Did you ever think that perhaps we’re born into this world for the love of our own drama? In a recent phone conversation with Christopher, from White Wizard Astrology, (See page 41), I was reminded that we function as serious method actors when we incarnate here to play our chosen roles on the grand stage of life. If we’re not careful and go unchecked for a while, we can be engulfed in our own drama, whatever it may be.

Engaging in drama is self-abuse, because it’s essentially an addiction. Neuroscientist Billi Gordon, Ph.D. believes, “The obvious answer is drama gets attention. However, it is more than that. Drama causes the pituitary gland and hypothalamus to secrete endorphins, which are the pain-suppressing and pleasure-inducing compounds that heroin and other opiates mimic. Hence, drama eases the anxiety of wanting more attention than you are getting. Naturally, since drama uses the same mechanisms in the brain as opiates, people can easily become addicted to drama. Like any addiction, you build up a tolerance that continuously requires more to get the same neurochemical affect. In the case of drama, this means you need more and more crises to get the same thrill.”

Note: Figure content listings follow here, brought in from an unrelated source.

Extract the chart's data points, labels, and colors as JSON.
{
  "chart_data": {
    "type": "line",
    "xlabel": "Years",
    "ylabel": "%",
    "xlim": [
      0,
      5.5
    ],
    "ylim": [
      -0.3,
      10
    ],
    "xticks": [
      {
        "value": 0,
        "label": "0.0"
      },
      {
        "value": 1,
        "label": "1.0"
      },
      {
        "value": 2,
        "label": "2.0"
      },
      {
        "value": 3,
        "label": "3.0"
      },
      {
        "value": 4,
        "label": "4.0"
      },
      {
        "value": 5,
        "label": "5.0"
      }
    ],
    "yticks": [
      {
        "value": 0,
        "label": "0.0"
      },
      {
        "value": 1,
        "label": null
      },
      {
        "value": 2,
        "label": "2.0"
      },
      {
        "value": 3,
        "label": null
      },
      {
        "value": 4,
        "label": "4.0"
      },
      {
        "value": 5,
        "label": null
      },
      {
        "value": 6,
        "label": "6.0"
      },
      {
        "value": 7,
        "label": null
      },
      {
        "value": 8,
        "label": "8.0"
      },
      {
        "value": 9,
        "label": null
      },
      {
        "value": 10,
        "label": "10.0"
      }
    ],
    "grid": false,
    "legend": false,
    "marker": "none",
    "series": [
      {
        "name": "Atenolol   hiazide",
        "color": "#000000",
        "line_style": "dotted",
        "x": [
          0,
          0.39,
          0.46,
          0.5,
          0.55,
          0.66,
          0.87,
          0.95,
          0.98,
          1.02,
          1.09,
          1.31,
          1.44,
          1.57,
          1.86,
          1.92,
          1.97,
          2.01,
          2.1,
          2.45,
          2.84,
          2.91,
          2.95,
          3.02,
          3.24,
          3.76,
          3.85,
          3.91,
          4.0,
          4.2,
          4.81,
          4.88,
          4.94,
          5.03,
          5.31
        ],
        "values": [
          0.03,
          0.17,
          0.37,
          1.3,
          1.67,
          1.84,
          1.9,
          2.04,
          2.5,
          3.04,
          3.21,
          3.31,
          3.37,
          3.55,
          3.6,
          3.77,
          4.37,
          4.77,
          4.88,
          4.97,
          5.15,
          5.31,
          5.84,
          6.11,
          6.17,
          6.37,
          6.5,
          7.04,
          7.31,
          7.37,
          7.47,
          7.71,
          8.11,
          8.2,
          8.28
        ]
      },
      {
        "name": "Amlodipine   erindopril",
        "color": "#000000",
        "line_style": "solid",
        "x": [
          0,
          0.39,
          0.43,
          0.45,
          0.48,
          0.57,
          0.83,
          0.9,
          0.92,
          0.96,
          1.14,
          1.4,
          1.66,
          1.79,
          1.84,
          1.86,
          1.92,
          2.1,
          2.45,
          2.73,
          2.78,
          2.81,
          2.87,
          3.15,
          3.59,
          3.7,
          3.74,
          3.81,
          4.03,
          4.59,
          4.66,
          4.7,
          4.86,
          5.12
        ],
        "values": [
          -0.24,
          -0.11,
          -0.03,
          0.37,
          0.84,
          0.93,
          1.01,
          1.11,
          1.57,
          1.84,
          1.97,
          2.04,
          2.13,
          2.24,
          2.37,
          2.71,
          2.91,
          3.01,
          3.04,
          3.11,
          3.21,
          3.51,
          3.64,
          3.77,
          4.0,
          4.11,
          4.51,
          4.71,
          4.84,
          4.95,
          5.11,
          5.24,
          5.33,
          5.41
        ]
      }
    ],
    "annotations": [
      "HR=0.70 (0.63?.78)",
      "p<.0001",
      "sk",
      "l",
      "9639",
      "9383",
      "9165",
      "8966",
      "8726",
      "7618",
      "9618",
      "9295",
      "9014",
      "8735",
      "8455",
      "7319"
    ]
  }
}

Water tends to seek it’s own level, so if you’re wondering if you are perhaps suffering from drama addiction, simply look at the prominent people in your life; those that typically orbit you on a regular basis. We humans tend to mirror certain aspects of each other’s personalities. Drama addicts will typically attract other drama addicts, as well as “audience members”, because without an audience, there can be no show—remember that the next time drama erupts from a friend or family member.

Another friend once told me a tale about his divorce. He and the wife opted for counseling before pulling the plug. My friend was usually alone in those sessions because the wife didn’t like the topics being raised. The counselor told him that he was not required to participate in his wife’s drama. What a brilliant solution to employ when there appear to be no other viable options. We can simply opt out, unless of course, we routinely like a good conflict to kick up the endorphins!